Cette contrainte vise les cotisations sociales dues pour les années 2017 et 2018 au titre du régime de retraite base, du régime de retraite complémentaire et de l'invalidité-décès pour un montant de 26.242,19 euros, en ce compris les majorations de retard afférentes.
Aux termes de ses conclusions déposés lors de l'audience, l'URSSAF Île-de-France, intervenant aux droits de la CIPAV demande au tribunal de valider la contrainte émise par l'organisme le 23 septembre 2019 pour un montant de 26.242,19 euros et de condamner monsieur [T] [X] aux frais de signification, ainsi qu'au paiement d'une somme de 300 euros au titre de l'article 700 du Code de procédure civile.
Au soutien de ses prétentions, l'URSSAF Île-de-France expose que monsieur [T] [X] a exercé une activité libérale ce qui a entrainé par voie de conséquence, son affiliation à la CIPAV pour les années litigieuses.

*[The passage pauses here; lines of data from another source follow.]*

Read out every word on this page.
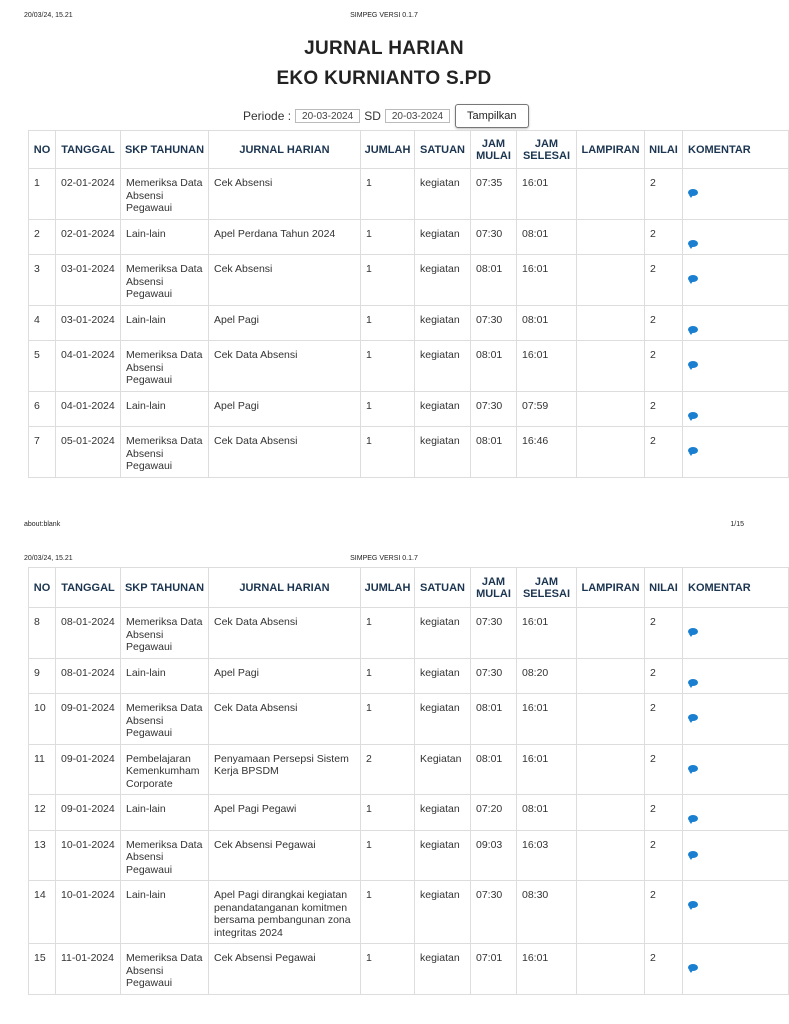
20/03/24, 15.21	SIMPEG VERSI 0.1.7
JURNAL HARIAN
EKO KURNIANTO S.PD
Periode :	20-03-2024 SD	20-03-2024	Tampilkan
NO	TANGGAL	SKP TAHUNAN	JURNAL HARIAN	JUMLAH	SATUAN	JAM MULAI	JAM SELESAI	LAMPIRAN	NILAI	KOMENTAR
1	02-01-2024	Memeriksa Data Absensi Pegawaui	Cek Absensi	1	kegiatan	07:35	16:01		2	
2	02-01-2024	Lain-lain	Apel Perdana Tahun 2024	1	kegiatan	07:30	08:01		2	
3	03-01-2024	Memeriksa Data Absensi Pegawaui	Cek Absensi	1	kegiatan	08:01	16:01		2	
4	03-01-2024	Lain-lain	Apel Pagi	1	kegiatan	07:30	08:01		2	
5	04-01-2024	Memeriksa Data Absensi Pegawaui	Cek Data Absensi	1	kegiatan	08:01	16:01		2	
6	04-01-2024	Lain-lain	Apel Pagi	1	kegiatan	07:30	07:59		2	
7	05-01-2024	Memeriksa Data Absensi Pegawaui	Cek Data Absensi	1	kegiatan	08:01	16:46		2	
about:blank	1/15
20/03/24, 15.21	SIMPEG VERSI 0.1.7
NO	TANGGAL	SKP TAHUNAN	JURNAL HARIAN	JUMLAH	SATUAN	JAM MULAI	JAM SELESAI	LAMPIRAN	NILAI	KOMENTAR
8	08-01-2024	Memeriksa Data Absensi Pegawaui	Cek Data Absensi	1	kegiatan	07:30	16:01		2	
9	08-01-2024	Lain-lain	Apel Pagi	1	kegiatan	07:30	08:20		2	
10	09-01-2024	Memeriksa Data Absensi Pegawaui	Cek Data Absensi	1	kegiatan	08:01	16:01		2	
11	09-01-2024	Pembelajaran Kemenkumham Corporate	Penyamaan Persepsi Sistem Kerja BPSDM	2	Kegiatan	08:01	16:01		2	
12	09-01-2024	Lain-lain	Apel Pagi Pegawi	1	kegiatan	07:20	08:01		2	
13	10-01-2024	Memeriksa Data Absensi Pegawaui	Cek Absensi Pegawai	1	kegiatan	09:03	16:03		2	
14	10-01-2024	Lain-lain	Apel Pagi dirangkai kegiatan penandatanganan komitmen bersama pembangunan zona integritas 2024	1	kegiatan	07:30	08:30		2	
15	11-01-2024	Memeriksa Data Absensi Pegawaui	Cek Absensi Pegawai	1	kegiatan	07:01	16:01		2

Elle indique qu'elle n'avait aucune obligation d'émettre antérieurement à la transmission d'une mise en demeure un appel de cotisation, les cotisations étant portables et non-quérables et précise les modalités de calcul retenues pour les sommes réclamées au titre des années querellées.

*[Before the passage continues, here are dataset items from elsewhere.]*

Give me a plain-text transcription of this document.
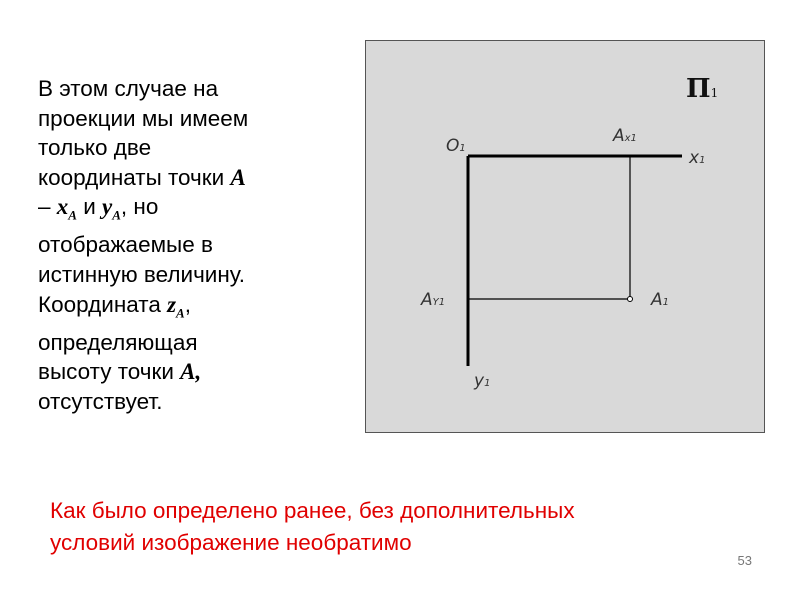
В этом случае на
проекции мы имеем
только две
координаты точки А
– $x_A$ и $y_A$, но
отображаемые в
истинную величину.
Координата $z_A$,
определяющая
высоту точки А,
отсутствует.
П1
O1
Ax1
x1
AY1	A1
y1
Как было определено ранее, без дополнительных
условий изображение необратимо
53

Aux termes de ses conclusions déposés lors de l'audience, monsieur [T] [X] demande au tribunal d'annuler la contrainte émise par la CIPAV le 23 septembre 2019 et signifiée le 30 octobre 2019, de débouter l'URSSAF Île-de-France de ses demandes et de condamner celle-ci à lui payer 1 000 euros au titre de l'article 700 du Code de procédure civile.
Au soutien de ses demandes, monsieur [T] [X] indique qu'il conteste son affiliation auprès de la CIPAV pour les années litigieuses (2017-2018). Il expose que son compte auprès de la CIPAV a été radié en 2013 et qu'il n'exerce pas la profession de conseil.

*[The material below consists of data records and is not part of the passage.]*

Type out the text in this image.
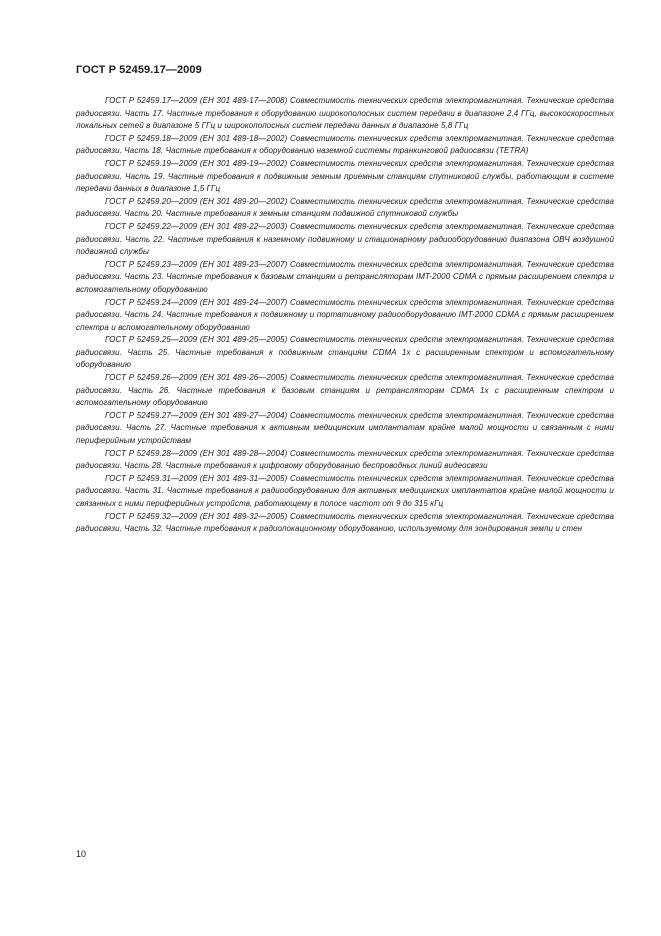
ГОСТ Р 52459.17—2009

ГОСТ Р 52459.17—2009 (ЕН 301 489-17—2008) Совместимость технических средств электромагнитная. Технические средства радиосвязи. Часть 17. Частные требования к оборудованию широкополосных систем передачи в диапазоне 2,4 ГГц, высокоскоростных локальных сетей в диапазоне 5 ГГц и широкополосных систем передачи данных в диапазоне 5,8 ГГц

ГОСТ Р 52459.18—2009 (ЕН 301 489-18—2002) Совместимость технических средств электромагнитная. Технические средства радиосвязи. Часть 18. Частные требования к оборудованию наземной системы транкинговой радиосвязи (TETRA)

ГОСТ Р 52459.19—2009 (ЕН 301 489-19—2002) Совместимость технических средств электромагнитная. Технические средства радиосвязи. Часть 19. Частные требования к подвижным земным приемным станциям спутниковой службы, работающим в системе передачи данных в диапазоне 1,5 ГГц

ГОСТ Р 52459.20—2009 (ЕН 301 489-20—2002) Совместимость технических средств электромагнитная. Технические средства радиосвязи. Часть 20. Частные требования к земным станциям подвижной спутниковой службы

ГОСТ Р 52459.22—2009 (ЕН 301 489-22—2003) Совместимость технических средств электромагнитная. Технические средства радиосвязи. Часть 22. Частные требования к наземному подвижному и стационарному радиооборудованию диапазона ОВЧ воздушной подвижной службы

ГОСТ Р 52459.23—2009 (ЕН 301 489-23—2007) Совместимость технических средств электромагнитная. Технические средства радиосвязи. Часть 23. Частные требования к базовым станциям и ретрансляторам IMT-2000 CDMA с прямым расширением спектра и вспомогательному оборудованию

ГОСТ Р 52459.24—2009 (ЕН 301 489-24—2007) Совместимость технических средств электромагнитная. Технические средства радиосвязи. Часть 24. Частные требования к подвижному и портативному радиооборудованию IMT-2000 CDMA с прямым расширением спектра и вспомогательному оборудованию

ГОСТ Р 52459.25—2009 (ЕН 301 489-25—2005) Совместимость технических средств электромагнитная. Технические средства радиосвязи. Часть 25. Частные требования к подвижным станциям CDMA 1x с расширенным спектром и вспомогательному оборудованию

ГОСТ Р 52459.26—2009 (ЕН 301 489-26—2005) Совместимость технических средств электромагнитная. Технические средства радиосвязи. Часть 26. Частные требования к базовым станциям и ретрансляторам CDMA 1x с расширенным спектром и вспомогательному оборудованию

ГОСТ Р 52459.27—2009 (ЕН 301 489-27—2004) Совместимость технических средств электромагнитная. Технические средства радиосвязи. Часть 27. Частные требования к активным медицинским имплантатам крайне малой мощности и связанным с ними периферийным устройствам

ГОСТ Р 52459.28—2009 (ЕН 301 489-28—2004) Совместимость технических средств электромагнитная. Технические средства радиосвязи. Часть 28. Частные требования к цифровому оборудованию беспроводных линий видеосвязи

ГОСТ Р 52459.31—2009 (ЕН 301 489-31—2005) Совместимость технических средств электромагнитная. Технические средства радиосвязи. Часть 31. Частные требования к радиооборудованию для активных медицинских имплантатов крайне малой мощности и связанных с ними периферийных устройств, работающему в полосе частот от 9 до 315 кГц

ГОСТ Р 52459.32—2009 (ЕН 301 489-32—2005) Совместимость технических средств электромагнитная. Технические средства радиосвязи. Часть 32. Частные требования к радиолокационному оборудованию, используемому для зондирования земли и стен

10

Il indique que les éléments fournis par l'URSSAF Île-de-France ne permettent pas de justifier de son affiliation à la CIPAV sur les périodes querellées.
Pour un plus ample exposé des faits, moyens et prétentions des parties, il convient de se référer aux conclusions susvisées, conformément aux dispositions de l'article 455 du Code de procédure civile.
MOTIFS DE LA DECISION
Sur le bien-fondé de la contrainte
L'article 111-2-2 1° du code de la sécurité sociale prévoit une affiliation obligatoire à un régime de sécurité sociale pour toute personne qui exerce, sur le territoire français, une activité professionnelle non-salariée.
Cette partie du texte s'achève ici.